Thank you for your honesty here. It does seem that, while we do want to be tactful and avoid detailed activities:blush: :blush: :blush: :blush: , it is what it is - sex and yes, foreplay. There is no shame or problem in that even as Catholics. The “maintain a healthy level of physical affection, etc.” part - very tough for guys to do in ph2, at all, if it is even close to sexual intimacy, without wanting to go too far. And then when we cannot, it is more like a tease and rejection. It is a very much a cause of reduced overall intimacy - why get that close when there is no chance of anything sexual? May not be right and it is not intentional, more like a defense mechanism.
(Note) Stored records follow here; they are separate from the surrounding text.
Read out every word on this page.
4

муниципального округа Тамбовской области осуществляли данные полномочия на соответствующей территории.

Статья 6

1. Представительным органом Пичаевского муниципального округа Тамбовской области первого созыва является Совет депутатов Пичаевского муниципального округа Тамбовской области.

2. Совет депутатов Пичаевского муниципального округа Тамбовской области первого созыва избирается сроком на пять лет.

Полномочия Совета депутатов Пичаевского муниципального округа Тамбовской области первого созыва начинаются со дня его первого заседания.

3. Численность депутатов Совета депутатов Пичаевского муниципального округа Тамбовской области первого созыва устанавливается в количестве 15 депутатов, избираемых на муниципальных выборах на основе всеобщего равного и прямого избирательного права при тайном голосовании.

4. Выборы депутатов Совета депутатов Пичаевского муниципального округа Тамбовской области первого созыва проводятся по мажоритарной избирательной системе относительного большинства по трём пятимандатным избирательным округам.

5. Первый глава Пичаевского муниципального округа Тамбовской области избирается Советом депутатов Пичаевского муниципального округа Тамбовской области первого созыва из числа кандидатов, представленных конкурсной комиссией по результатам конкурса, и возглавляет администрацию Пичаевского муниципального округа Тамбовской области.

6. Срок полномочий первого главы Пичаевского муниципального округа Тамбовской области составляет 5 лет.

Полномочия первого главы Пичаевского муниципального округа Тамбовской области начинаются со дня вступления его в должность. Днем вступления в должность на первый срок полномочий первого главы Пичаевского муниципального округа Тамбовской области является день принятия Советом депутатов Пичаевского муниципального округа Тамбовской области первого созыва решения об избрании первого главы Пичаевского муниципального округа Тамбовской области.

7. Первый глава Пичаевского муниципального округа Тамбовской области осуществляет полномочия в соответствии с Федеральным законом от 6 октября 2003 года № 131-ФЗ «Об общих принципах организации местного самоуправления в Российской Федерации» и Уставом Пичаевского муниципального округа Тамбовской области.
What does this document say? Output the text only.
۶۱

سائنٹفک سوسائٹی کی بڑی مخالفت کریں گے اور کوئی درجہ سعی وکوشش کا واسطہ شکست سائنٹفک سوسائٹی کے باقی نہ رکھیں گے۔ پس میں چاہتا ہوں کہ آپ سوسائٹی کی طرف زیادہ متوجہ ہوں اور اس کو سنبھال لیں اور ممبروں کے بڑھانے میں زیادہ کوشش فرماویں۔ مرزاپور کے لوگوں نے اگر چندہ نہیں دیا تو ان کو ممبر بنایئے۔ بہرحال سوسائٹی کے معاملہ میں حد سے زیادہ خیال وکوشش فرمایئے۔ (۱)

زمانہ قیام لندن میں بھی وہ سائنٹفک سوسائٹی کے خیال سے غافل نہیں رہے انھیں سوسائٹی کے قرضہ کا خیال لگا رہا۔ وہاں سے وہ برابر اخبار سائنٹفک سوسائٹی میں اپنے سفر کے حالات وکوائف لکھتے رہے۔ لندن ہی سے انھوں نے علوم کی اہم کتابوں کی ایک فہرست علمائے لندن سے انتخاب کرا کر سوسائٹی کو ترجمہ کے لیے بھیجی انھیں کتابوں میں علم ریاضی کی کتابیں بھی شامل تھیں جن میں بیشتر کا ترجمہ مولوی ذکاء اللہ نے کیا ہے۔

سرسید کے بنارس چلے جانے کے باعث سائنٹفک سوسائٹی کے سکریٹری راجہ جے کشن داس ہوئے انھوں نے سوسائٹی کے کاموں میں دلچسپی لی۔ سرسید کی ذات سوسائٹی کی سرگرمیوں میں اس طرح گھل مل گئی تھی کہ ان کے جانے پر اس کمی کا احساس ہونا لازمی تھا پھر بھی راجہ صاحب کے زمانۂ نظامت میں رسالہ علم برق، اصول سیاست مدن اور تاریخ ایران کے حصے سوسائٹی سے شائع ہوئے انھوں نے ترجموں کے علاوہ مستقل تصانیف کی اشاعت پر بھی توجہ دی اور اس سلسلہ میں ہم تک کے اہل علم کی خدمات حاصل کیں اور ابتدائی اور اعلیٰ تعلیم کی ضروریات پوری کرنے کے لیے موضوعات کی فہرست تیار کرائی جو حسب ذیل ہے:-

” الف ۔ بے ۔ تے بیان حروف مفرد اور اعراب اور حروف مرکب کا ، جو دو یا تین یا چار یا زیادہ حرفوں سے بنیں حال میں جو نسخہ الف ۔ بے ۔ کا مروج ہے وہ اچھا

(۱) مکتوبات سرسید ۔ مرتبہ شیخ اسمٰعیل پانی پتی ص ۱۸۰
I love your honesty in the last sentence, but I am guessing you are referring to avoiding intercourse, not other sexual activity between infertile times.


#18

Oh you poor thing!

Maybe your DW should not show her enthusiasm in such an anxiety-inducing manner. It’s good to know, though, that she isn’t rejecting you

We had a little bit of scheduling conflict a while back also. DH is on the school board and so when he has a meeting it goes super late, then the next day he has a bad headache from getting up early and usually wants to go straight to bed early … then on the next night we had something else that got us home late… GRRR… No fun…

In general, neither of us makes a big deal out of the infertile time (lest we feel pressure if one of us is tired, etc). My “pounce” comment was not literal, but merely to indicate that I am not rejecting him and in fact look forward to his advances (or making my own advances). We just start snuggling, kissing, etc,and then move into the rest.

Maybe that would help with the “command performance” pressure. Both of you approach it with the attitude of “if it happens, it happens”…


#19

PM, thank you as always for your unabashed honesty. In this it helps in knowing I am not alone in this area.


#20

Scruples can be an awful cross to bear. I hope that you and your wife can read some Christopher West & JPII together. She definitely has the wrong idea about marital sex.